From a very young age, I learned to defend myself against the teasing and taunting of any one of my six siblings with the same defense as so many of us: "Sticks and stones may break my bones, but words will never harm me!"
But, looking back on it, I wonder if I ever really believed that this was true. After all, this comeback was always accompanied by another very indignant, yet equally childlike response -- one finger in each ear and a very loud "I can't hear you!"
In reality, as children, we intuit that which is sometimes so hard to remember -- words can harm. Words do matter.
This week's Torah portion also addresses the power of words. As we begin reading the fifth and final book of the Torah, Devarim --(words) or Deuteronomy, the Torah records "Eileh hadevarim -- These are the words that Moses addressed to all Israel." So begins Moses' final speeches to the Israelites. Knowing that his life is coming to an end, Moses, who when he first met God, said of himself "I am not a man of words," is now transformed into the great orator whose words retrace the Israelite history and urge the people to obey God's Torah. Knowing that the Israelites are on the brink of a whole new chapter of their individual and collective development, Moses realizes that he must maintain a delicate balance between admonishing the people for their past behavior and urging them forward -- closer to the fulfillment of the divine purpose, and to God specifically. Anything else could well have destroyed the entire people of Israel and the entire enterprise to which he had devoted his life.

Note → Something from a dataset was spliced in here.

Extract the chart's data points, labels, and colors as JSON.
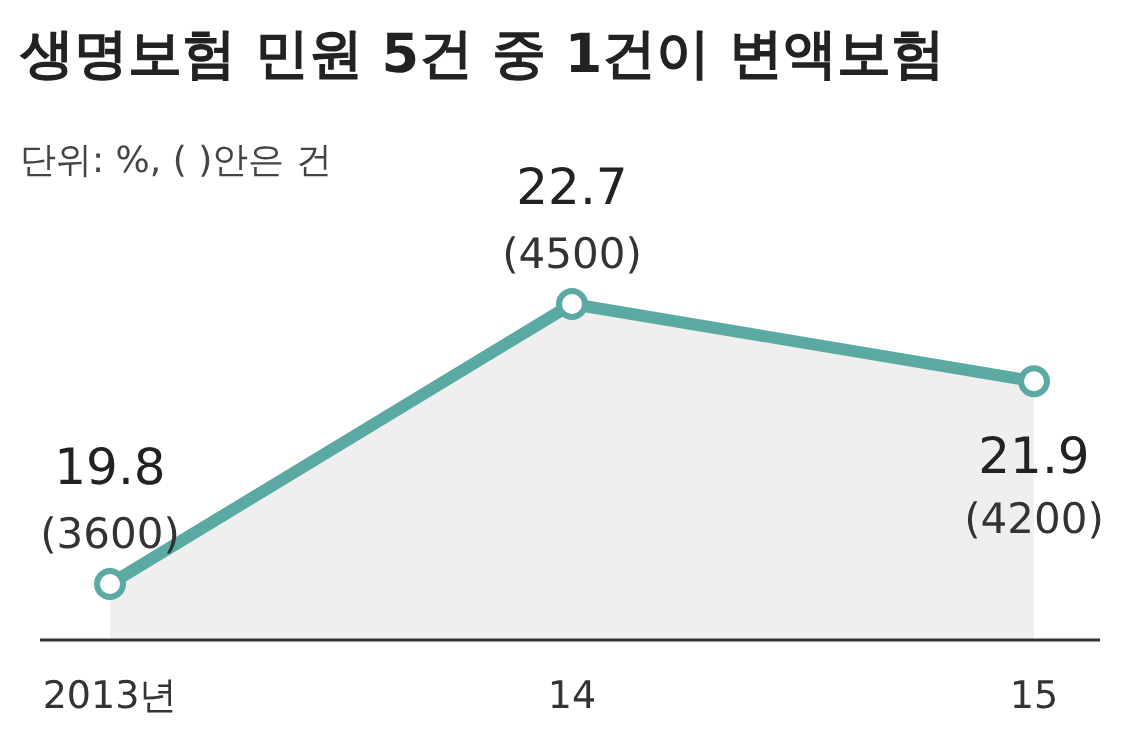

Like Moses, our devarim, our words, also have the power to create or to devastate. With our words, we can afflict, or we can love. In a moment of anger and passion, it is easy and common to lash out against those whom we love, saying things we don't mean to say, using words that cannot be taken back. Despite all the promises from both sides, and all the genuine attempts to forget the words that have been said, often the damage is already done, and the pain that is inflicted cannot be reversed. Feelings are hurt, and relationships damaged -- all because of the words that are said.
The rabbis understood this well, comparing the tongue (words) to an arrow. The rabbis, in the Midrash Tehilim, a rabbinic interpretation of the Book of Psalms, suggest that words as arrows are far worse than one who uses his own hands to kill another. Why? "Because if the would-be killer takes his sword in hand to kill another, and the other then pleads with him and begs for mercy, the would-be slayer can change his mind and return his sword to his sheath. But, once the would-be killer has shot and let fly an arrow, it cannot be brought back even if he wants to do so." Once words are said, they cannot be retracted, retrieved or erased.
But, equal to the power of words to destroy, is the power they have to build relationships and to make us partners in God's creation. What a different power words have when we use them to tell those around us how very special they are, how important they are, to say "I love you."
These are the types of words to which the Book of Proverbs refers when it says, "Pleasant words are as a honeycomb, sweet to the soul, and health to the bones." These are the words that nourish and sustain, that reinforce a sense of purpose and worth. These are words that we don't want, or need, to retract. These are the words that each of us has the power to say and that all of us need to hear.